AmpC E. coli isolates included in the present cohort were mostly from phylogenetic groups D and A. Phylogenetic group D has been consistently recognised by many authors [3639] as the most prevalent type together with group B1 among E. coli producing AmpC. On the other hand, in studies on BSIs caused by E. coli, phylogenetic group A has been found with increased frequency in nosocomial BSI, compromised hosts and in BSI caused by antibiotic-resistant isolates, a profile of patients that resembles that of the included cases in the present cohort [24, 40, 41]. Remarkably, the majority of E. coli isolates harbouring plasmid-mediated AmpC were identified as belonging to phylogenetic group A. Similar findings have been reported with ESBL-producing E. coli [42]. This low virulent phylogenetic group has been able to produce BSI in patients with intrinsic risk factors predisposing BSI and also in those with previous antibiotic exposure, which would have selected for AmpC-Ec because of their multidrug-resistant nature, regardless of their virulence profile.

The urinary and biliary tracts were the most common sites of infection [26, 30]. Remarkably, more than two-thirds of AmpC-Ec-BSI were of abdominal origin.
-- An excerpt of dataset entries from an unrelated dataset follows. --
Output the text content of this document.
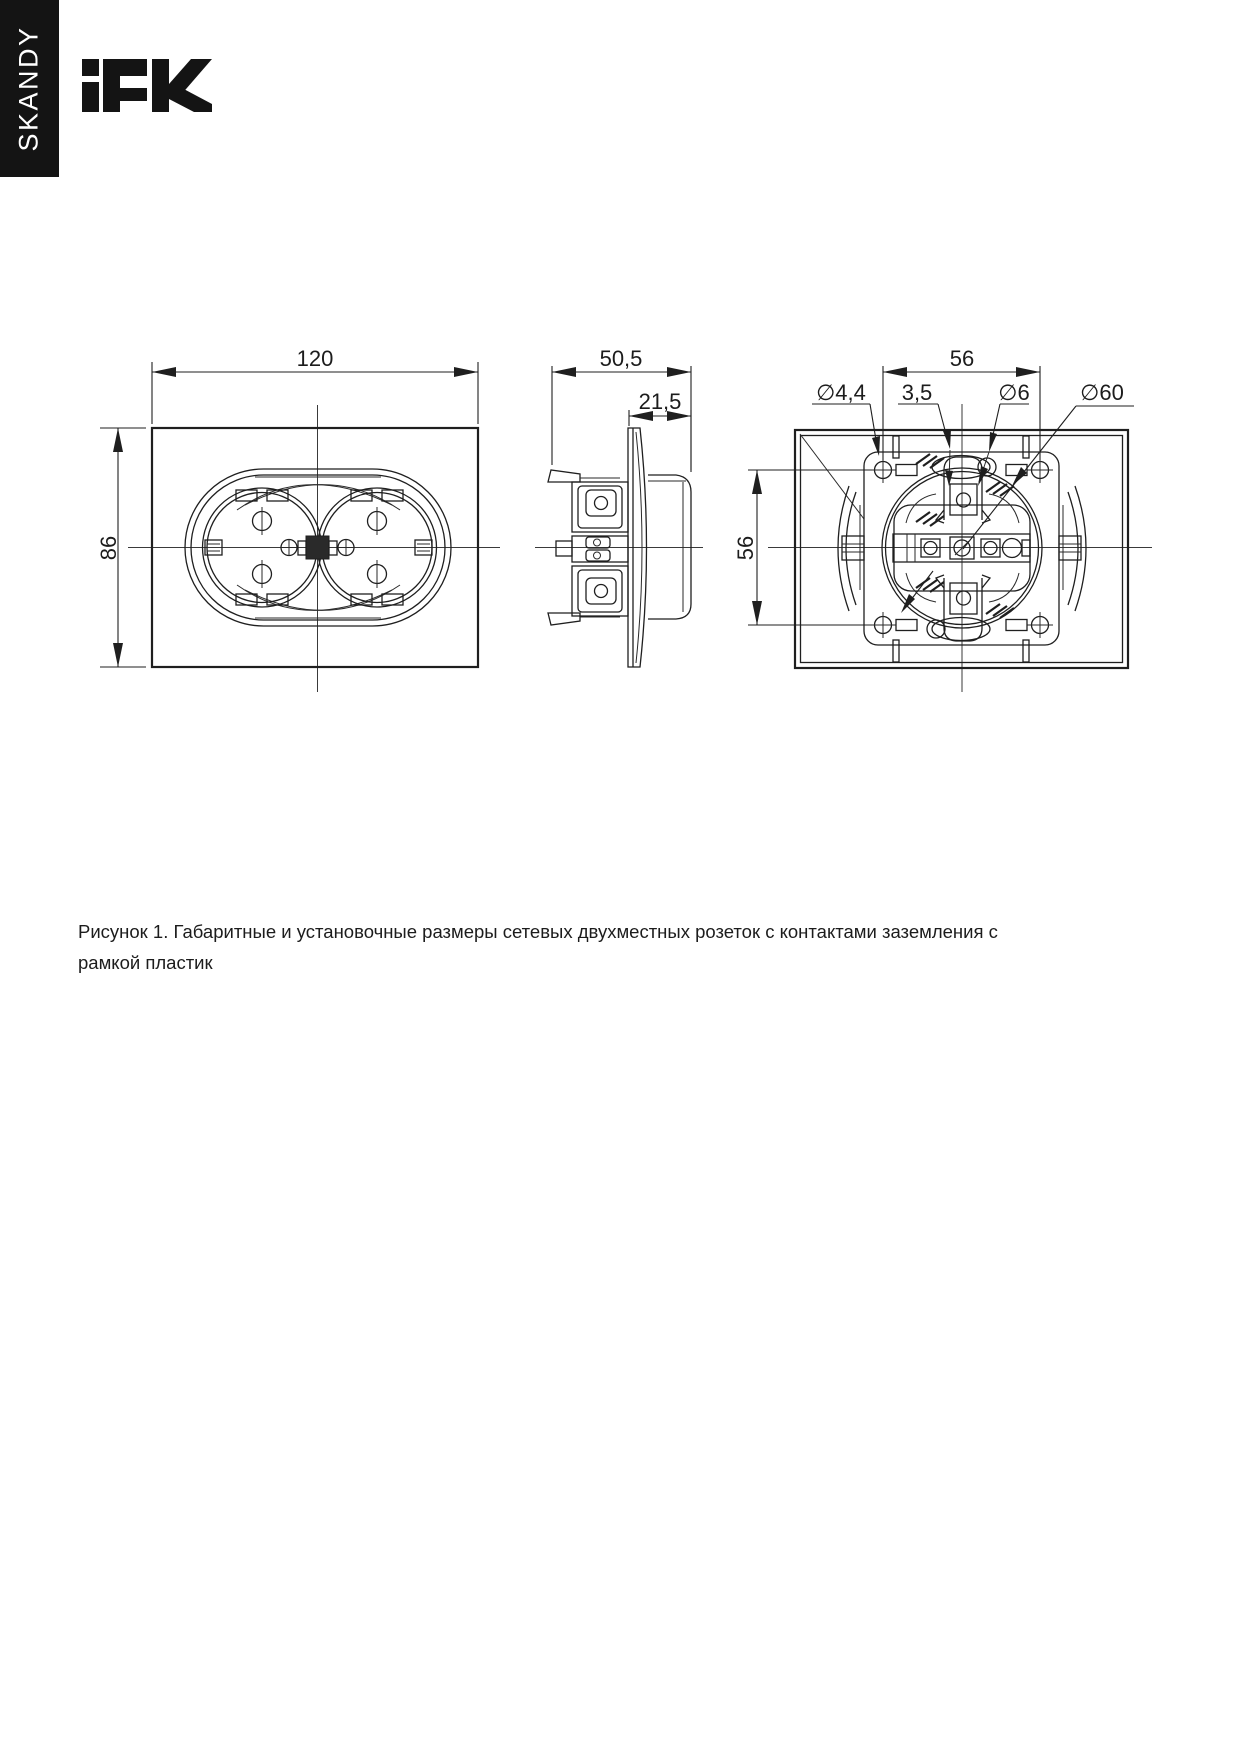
SKANDY
120
86
50,5
21,5	∅4,4 3,5	∅6 ∅60
56
56
Рисунок 1. Габаритные и установочные размеры сетевых двухместных розеток с контактами заземления с рамкой пластик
On the contrary, urinary tract infections were more frequent among controls. We have no explanation for this finding. No epidemiological link was found among the included cases to suspect an outbreak in a surgical unit.

More than two-thirds of cases received an inadequate empirical therapy. This rate is similar to the data published by previous reports [34, 43]. This fact may be explained firstly because β-lactams are the first-line empirical therapy for urinary and abdominal infection and, secondly, because AmpC producing isolates were associated with higher rates of co-resistance to other antimicrobials. In Europe, some authors have reported the dissemination of plasmid-mediated quinolone resistance genes in Enterobacteriaceae, which can be associated with ESBLs or acquired AmpC β-lactamases. One mechanism for this association is incorporation on the same plasmid of qnr and genes for ESBLs or AmpC-type β-lactamases [44, 45]. In the era of carbapenem resistance, this fact represents an important therapeutic challenge, as carbapenems are frequently the only therapeutic option for E. coli producing AmpC.

The strengths of our study are the prospective and the geographically comprehensive design, including both community and hospital patients, the availability of detailed clinical information and the presence of a control group of cephalosporin-susceptible E. coli.

Our study also has several limitations. It is limited to a geographical area. Similar studies in other areas are needed to confirm our results. On the other hand, due the specific syndrome evaluated (BSIs due to AmpC producing E coli), a small sample size was recruited.

To summarise, the AmpC-Ec-BSI rates in our area are low and stable. AmpC-Ec-BSI affects mainly patients with intrinsic risk factors predisposing BSI and those with previous antibiotic exposure. Acquired enzymes are the main mechanisms implicated. Worrisome, a high proportion of patients receive IET. Despite the prevalence of AmpC-Ec still being low, in those patients with high suspicion or in those institutions with high prevalence, empiric therapy with agents active against AmpC strains may be warranted.